Nijuman no Borei (200000 fantômes) de Jean-Gabriel Périot

 

Avec 200000 fantômes, Jean-Gabriel Périot, auteur d'une quinzaine de films et de vidéos depuis 2000, poursuit ses recherches sur l'interface de notre monde, dont l'inconscient est chargé de crimes, de spoliations et de massacres. Les courts métrages de l'auteur se déclinent en général en deux temps : la présentation d'une dynamique positive suivie des horreurs et non-dits qu'elle cache (voir We are Winning Don't Forget, 2003 et Eût-elle été criminelle..., 2005).

200000 fantômes s'inscrit dans la continuité des travaux de l'auteur tout en marquant quelques ruptures, notamment par le recours à une grande abstraction qui favorise plus la réflexion philosophique qu'événementielle. L’exposition dure, ici, très peu de temps. On voit la construction, en 1915, d'un grand bâtiment d'affaires sur un promontoire à Hiroshima. Quelques brèves images d'époque nous montrent, de manière plasticienne, des profils de la ville avec, toujours, l'édifice en ligne de mire. Puis, 1945, la fin du conflit armé et le bombardement d'Hiroshima sont montrés sous divers angles (on note la richesse du matériel d'archives utilisé par Périot qui a dû trier des milliers de photos provenant du mémorial de la ville et d'autres sources).
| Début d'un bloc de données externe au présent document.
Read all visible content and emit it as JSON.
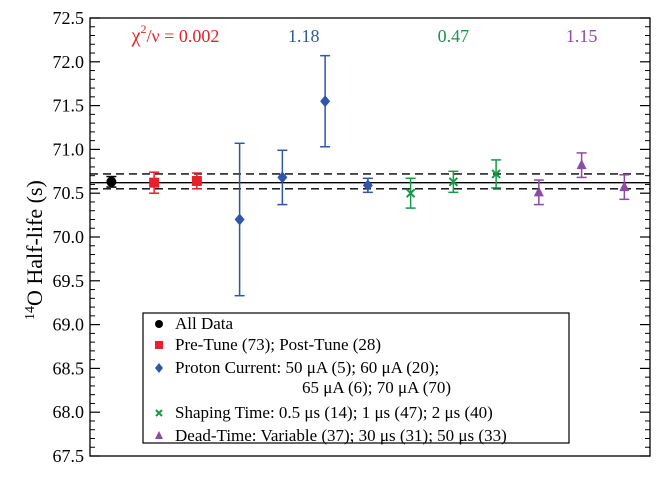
{
  "chart_data": {
    "type": "scatter",
    "ylabel_sup": "14",
    "ylabel_main": "O Half-life (s)",
    "ylim": [
      67.5,
      72.5
    ],
    "yticks": [
      "67.5",
      "68.0",
      "68.5",
      "69.0",
      "69.5",
      "70.0",
      "70.5",
      "71.0",
      "71.5",
      "72.0",
      "72.5"
    ],
    "grid": false,
    "legend_position": "bottom",
    "reference": {
      "value": 70.62,
      "lower": 70.55,
      "upper": 70.72
    },
    "series": [
      {
        "name": "All Data",
        "marker": "circle",
        "color": "#000000",
        "points": [
          {
            "x": 1,
            "y": 70.63,
            "err": 0.06
          }
        ]
      },
      {
        "name": "Pre-Tune (73); Post-Tune (28)",
        "marker": "square",
        "color": "#e8202a",
        "points": [
          {
            "x": 2,
            "y": 70.62,
            "err": 0.12
          },
          {
            "x": 3,
            "y": 70.64,
            "err": 0.09
          }
        ]
      },
      {
        "name": "Proton Current: 50 μA (5); 60 μA (20);",
        "name_line2": "65 μA (6); 70 μA (70)",
        "marker": "diamond",
        "color": "#2f56a8",
        "points": [
          {
            "x": 4,
            "y": 70.2,
            "err": 0.87
          },
          {
            "x": 5,
            "y": 70.68,
            "err": 0.31
          },
          {
            "x": 6,
            "y": 71.55,
            "err": 0.52
          },
          {
            "x": 7,
            "y": 70.59,
            "err": 0.08
          }
        ]
      },
      {
        "name": "Shaping Time: 0.5 μs (14); 1 μs (47); 2 μs (40)",
        "marker": "x",
        "color": "#169a46",
        "points": [
          {
            "x": 8,
            "y": 70.5,
            "err": 0.17
          },
          {
            "x": 9,
            "y": 70.63,
            "err": 0.12
          },
          {
            "x": 10,
            "y": 70.72,
            "err": 0.16
          }
        ]
      },
      {
        "name": "Dead-Time: Variable (37); 30 μs (31); 50 μs (33)",
        "marker": "triangle",
        "color": "#8e4aa4",
        "points": [
          {
            "x": 11,
            "y": 70.51,
            "err": 0.14
          },
          {
            "x": 12,
            "y": 70.82,
            "err": 0.14
          },
          {
            "x": 13,
            "y": 70.57,
            "err": 0.14
          }
        ]
      }
    ],
    "annotations": [
      {
        "chi": "χ",
        "sup": "2",
        "rest": "/ν = 0.002",
        "color": "#e8202a",
        "x": 2.5
      },
      {
        "text": "1.18",
        "color": "#2f56a8",
        "x": 5.5
      },
      {
        "text": "0.47",
        "color": "#169a46",
        "x": 9
      },
      {
        "text": "1.15",
        "color": "#8e4aa4",
        "x": 12
      }
    ],
    "xlim": [
      0.5,
      13.6
    ]
  }
}
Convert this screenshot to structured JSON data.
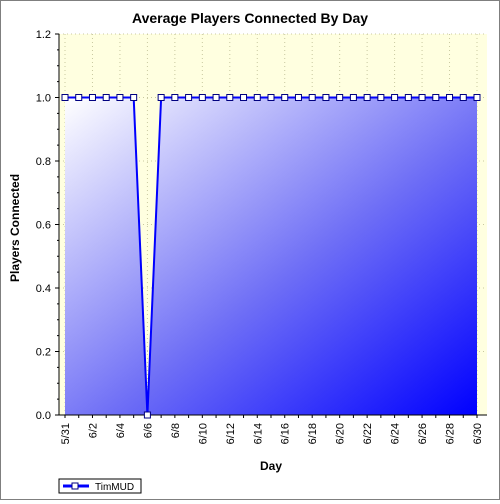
{
  "chart_data": {
    "type": "area",
    "title": "Average Players Connected By Day",
    "xlabel": "Day",
    "ylabel": "Players Connected",
    "ylim": [
      0,
      1.2
    ],
    "y_ticks": [
      "0.0",
      "0.2",
      "0.4",
      "0.6",
      "0.8",
      "1.0",
      "1.2"
    ],
    "x_tick_labels": [
      "5/31",
      "6/2",
      "6/4",
      "6/6",
      "6/8",
      "6/10",
      "6/12",
      "6/14",
      "6/16",
      "6/18",
      "6/20",
      "6/22",
      "6/24",
      "6/26",
      "6/28",
      "6/30"
    ],
    "grid": true,
    "legend_position": "bottom-left",
    "x": [
      "5/31",
      "6/1",
      "6/2",
      "6/3",
      "6/4",
      "6/5",
      "6/6",
      "6/7",
      "6/8",
      "6/9",
      "6/10",
      "6/11",
      "6/12",
      "6/13",
      "6/14",
      "6/15",
      "6/16",
      "6/17",
      "6/18",
      "6/19",
      "6/20",
      "6/21",
      "6/22",
      "6/23",
      "6/24",
      "6/25",
      "6/26",
      "6/27",
      "6/28",
      "6/29",
      "6/30"
    ],
    "series": [
      {
        "name": "TimMUD",
        "values": [
          1,
          1,
          1,
          1,
          1,
          1,
          0,
          1,
          1,
          1,
          1,
          1,
          1,
          1,
          1,
          1,
          1,
          1,
          1,
          1,
          1,
          1,
          1,
          1,
          1,
          1,
          1,
          1,
          1,
          1,
          1
        ],
        "color": "#0000ff"
      }
    ],
    "colors": {
      "plot_background": "#ffffe0",
      "area_light": "#ffffff",
      "area_dark": "#0000ff",
      "grid": "#c8c8a0"
    }
  }
}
L’édifice sera, contrairement à tout ce qui l'entoure, peu touché. Les autorités décident de le laisser en l'état afin qu'il témoigne, dans les écorchures de la pierre, du désastre humain (et architectural) dont il a été le témoin et la victime. Il devient le A-Bomb Dome. Périot ne réalise pas vraiment des documentaires. Donc on ne visitera pas le bâtiment en touristes des désastres. L’artiste cisèle ici son matériau en numérique et nous avons un travail en épaisseur de l'image. L’écran recueille d'abord de petites vignettes centrales souvent en noir et blanc, parfois en couleur, qui se multiplient et saturent rapidement tout l'espace. Après quelques incrustations qui montrent l'évolution de la ville renaissant de ses ruines (d'abord isolé en 1945 au milieu des gravats, le A-Bomb Dome voit fleurir des constructions diverses autour de lui jusqu'à devenir un petit point perdu dans la nouvelle cité, mais toujours présent à l'image).

Une incontestable forme de beauté et de fascination se donne à lire dans 200000 fantômes. Le film circonscrit un corpus plus précis que la « guerre en général » : le devenir, essentiellement visuel, de la ville d'Hiroshima entre 1915 et 2006. Les images d'époques différentes sont imbriquées et incrustées les unes dans les autres, et nous convient ainsi à une curieuse ivresse des sens située entre destruction et reconstruction, entre entropie et renaissance.